Fluorescence spectra decomposition by asymmetric functions: Laurdan spectrum revisited

Abstract

Due to their asymmetric nature, complex fluorescence spectra of molecules can be analyzed much better by log-normal distributions than by Gaussian ones. So far, the log-normal function has been used for deconvolution of emission spectra of different fluorescent molecules, such as Tryptophan and Prodan, but to our knowledge it is far less used for Laurdan (2-dimethylamino-6-lauroylnaphthalene). In this article, we present the decomposition of Laurdan emission spectra in large unilamellar vesicles using a procedure that relies on the log-normal asymmetric function. The procedure was calibrated using Laurdan spectra in homogeneous solutions of various solvents.
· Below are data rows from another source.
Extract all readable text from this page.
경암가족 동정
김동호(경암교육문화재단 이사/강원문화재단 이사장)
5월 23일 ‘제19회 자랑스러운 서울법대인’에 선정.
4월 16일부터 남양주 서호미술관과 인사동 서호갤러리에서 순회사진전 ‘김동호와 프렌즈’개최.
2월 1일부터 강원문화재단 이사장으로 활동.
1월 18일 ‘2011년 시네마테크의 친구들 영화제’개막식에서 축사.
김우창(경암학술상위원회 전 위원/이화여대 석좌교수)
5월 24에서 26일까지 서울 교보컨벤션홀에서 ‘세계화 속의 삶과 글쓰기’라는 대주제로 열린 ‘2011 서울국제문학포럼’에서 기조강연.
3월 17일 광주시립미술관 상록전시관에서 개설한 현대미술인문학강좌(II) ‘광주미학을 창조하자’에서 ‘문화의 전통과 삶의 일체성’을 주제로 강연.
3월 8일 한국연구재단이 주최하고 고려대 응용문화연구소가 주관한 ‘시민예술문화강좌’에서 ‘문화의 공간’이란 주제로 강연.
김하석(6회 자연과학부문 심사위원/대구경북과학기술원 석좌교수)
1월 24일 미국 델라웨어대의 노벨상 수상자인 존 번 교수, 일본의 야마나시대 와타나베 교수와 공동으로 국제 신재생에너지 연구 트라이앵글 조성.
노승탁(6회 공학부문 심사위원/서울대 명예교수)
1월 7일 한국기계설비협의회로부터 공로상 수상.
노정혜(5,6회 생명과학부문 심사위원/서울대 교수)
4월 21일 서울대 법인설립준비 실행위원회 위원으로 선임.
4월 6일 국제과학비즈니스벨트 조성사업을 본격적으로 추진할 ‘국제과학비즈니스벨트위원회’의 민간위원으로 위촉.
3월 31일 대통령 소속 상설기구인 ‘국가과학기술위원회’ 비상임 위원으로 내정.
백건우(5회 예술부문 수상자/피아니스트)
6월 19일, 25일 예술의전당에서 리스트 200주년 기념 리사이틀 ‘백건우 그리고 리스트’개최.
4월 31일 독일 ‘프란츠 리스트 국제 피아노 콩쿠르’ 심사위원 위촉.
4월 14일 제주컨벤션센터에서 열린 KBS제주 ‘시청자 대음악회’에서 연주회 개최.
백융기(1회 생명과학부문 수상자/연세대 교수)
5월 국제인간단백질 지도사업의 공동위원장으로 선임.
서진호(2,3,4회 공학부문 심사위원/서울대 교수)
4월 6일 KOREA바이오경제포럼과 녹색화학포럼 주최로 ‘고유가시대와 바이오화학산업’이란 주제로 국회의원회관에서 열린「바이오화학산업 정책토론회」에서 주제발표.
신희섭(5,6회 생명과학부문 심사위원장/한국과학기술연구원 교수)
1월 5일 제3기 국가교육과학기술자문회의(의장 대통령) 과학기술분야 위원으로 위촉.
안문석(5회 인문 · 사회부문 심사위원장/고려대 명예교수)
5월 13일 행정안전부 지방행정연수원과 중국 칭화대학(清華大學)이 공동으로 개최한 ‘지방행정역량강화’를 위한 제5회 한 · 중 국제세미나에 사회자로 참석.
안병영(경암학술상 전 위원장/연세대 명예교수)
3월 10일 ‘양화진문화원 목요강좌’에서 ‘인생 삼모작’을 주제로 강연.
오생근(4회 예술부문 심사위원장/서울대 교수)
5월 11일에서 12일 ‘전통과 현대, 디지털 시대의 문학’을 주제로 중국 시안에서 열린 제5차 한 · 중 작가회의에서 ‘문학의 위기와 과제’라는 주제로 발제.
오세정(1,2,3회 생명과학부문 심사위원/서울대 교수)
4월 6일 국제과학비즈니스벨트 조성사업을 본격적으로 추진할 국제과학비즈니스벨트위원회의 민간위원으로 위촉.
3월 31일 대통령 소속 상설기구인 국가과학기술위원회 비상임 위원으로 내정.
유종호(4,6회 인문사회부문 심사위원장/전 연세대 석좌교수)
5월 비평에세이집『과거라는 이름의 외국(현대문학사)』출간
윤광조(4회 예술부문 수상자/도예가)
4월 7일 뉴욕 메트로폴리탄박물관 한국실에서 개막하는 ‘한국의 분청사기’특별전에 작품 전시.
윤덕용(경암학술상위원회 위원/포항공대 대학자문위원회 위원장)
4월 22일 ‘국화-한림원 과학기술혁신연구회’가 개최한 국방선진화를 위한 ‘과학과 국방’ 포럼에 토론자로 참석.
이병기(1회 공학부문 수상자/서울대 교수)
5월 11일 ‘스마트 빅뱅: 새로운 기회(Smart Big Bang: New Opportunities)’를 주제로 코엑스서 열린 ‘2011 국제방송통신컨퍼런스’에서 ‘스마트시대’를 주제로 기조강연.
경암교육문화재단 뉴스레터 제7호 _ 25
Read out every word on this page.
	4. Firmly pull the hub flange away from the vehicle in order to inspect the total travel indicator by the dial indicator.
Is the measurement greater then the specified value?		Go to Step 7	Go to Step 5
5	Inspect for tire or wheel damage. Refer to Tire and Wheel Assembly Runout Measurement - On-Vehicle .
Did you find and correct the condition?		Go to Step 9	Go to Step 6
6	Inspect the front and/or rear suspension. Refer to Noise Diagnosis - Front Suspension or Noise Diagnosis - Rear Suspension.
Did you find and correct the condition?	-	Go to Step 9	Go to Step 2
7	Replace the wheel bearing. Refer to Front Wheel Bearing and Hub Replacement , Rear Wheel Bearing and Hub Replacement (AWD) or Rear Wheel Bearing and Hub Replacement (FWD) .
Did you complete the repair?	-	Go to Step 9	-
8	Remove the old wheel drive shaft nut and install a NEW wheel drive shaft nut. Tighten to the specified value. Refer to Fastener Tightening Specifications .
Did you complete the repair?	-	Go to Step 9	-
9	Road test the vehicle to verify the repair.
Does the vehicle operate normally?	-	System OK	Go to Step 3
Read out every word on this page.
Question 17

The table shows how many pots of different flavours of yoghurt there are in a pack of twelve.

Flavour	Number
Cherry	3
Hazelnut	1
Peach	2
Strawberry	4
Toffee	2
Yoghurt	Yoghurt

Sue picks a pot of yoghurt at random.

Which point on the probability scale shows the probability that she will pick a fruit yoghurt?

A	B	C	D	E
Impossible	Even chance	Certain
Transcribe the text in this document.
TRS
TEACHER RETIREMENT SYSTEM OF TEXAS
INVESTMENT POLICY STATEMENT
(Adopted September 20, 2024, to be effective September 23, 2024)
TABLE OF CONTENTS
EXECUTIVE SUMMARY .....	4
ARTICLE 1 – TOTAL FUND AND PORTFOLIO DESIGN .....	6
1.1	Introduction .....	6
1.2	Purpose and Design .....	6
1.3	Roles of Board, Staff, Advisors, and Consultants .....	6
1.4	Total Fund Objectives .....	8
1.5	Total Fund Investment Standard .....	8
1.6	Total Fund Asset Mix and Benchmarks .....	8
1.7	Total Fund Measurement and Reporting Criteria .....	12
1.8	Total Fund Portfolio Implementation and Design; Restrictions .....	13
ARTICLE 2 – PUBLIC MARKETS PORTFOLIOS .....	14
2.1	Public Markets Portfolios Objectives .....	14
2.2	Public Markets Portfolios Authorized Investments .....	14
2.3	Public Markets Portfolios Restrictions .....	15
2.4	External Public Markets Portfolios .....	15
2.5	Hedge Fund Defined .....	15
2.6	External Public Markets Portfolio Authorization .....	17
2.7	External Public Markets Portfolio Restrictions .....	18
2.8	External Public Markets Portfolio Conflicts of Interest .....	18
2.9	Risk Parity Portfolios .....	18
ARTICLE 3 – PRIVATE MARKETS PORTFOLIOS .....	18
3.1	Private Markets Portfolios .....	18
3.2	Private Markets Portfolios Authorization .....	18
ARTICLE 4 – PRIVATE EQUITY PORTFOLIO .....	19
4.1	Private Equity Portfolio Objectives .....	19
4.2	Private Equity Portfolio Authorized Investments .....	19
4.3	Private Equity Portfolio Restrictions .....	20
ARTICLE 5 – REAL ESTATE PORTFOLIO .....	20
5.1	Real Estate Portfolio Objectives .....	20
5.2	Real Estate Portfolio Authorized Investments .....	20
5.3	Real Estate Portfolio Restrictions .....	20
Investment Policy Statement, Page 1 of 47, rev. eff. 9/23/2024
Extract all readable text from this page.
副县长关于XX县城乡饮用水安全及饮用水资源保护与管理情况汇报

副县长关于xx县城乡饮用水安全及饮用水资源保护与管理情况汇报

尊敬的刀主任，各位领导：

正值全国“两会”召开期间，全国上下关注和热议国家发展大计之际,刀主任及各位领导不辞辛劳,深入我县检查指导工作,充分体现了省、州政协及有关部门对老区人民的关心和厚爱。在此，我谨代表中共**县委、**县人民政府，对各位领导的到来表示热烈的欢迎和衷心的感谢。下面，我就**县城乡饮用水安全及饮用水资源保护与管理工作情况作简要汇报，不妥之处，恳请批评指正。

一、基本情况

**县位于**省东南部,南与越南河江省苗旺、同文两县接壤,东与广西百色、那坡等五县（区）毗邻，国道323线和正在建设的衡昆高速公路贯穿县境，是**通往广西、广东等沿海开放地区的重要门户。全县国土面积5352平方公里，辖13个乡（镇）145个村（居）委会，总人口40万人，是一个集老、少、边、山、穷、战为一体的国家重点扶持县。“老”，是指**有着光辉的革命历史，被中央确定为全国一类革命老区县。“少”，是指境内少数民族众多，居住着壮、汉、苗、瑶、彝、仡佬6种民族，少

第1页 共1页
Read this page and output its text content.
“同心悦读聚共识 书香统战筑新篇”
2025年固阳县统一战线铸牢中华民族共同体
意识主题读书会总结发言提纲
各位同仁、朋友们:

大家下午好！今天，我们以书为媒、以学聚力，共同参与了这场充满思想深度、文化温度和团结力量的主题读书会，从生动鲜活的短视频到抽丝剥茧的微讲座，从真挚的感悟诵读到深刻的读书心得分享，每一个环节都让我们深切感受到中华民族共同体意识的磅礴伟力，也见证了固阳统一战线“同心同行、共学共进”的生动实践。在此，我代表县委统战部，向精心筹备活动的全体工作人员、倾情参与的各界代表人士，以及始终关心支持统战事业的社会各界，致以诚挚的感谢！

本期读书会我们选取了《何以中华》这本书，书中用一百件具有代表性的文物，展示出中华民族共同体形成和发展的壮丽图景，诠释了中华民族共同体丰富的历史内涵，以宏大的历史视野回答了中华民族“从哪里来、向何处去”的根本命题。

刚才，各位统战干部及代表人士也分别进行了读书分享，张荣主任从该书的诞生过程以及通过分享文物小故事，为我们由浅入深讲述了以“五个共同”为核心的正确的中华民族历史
Comparing our results with the ones obtained from a Gaussian fit, we show that (i) the position of the elementary peaks (∼440 and 490nm) is preserved in a large range of temperatures that include the main phase transition of lipid bilayer and (ii) the bilayer hydration, as reported by Laurdan, increases approximately 8 times from the gel phase to the liquid crystalline one, a result that fits with other reports, providing a more realistic description. In addition, we propose a new parameter to globally evaluate Laurdan emission spectra with the prospect of acquiring a larger range of values than the classical “generalized polarization”.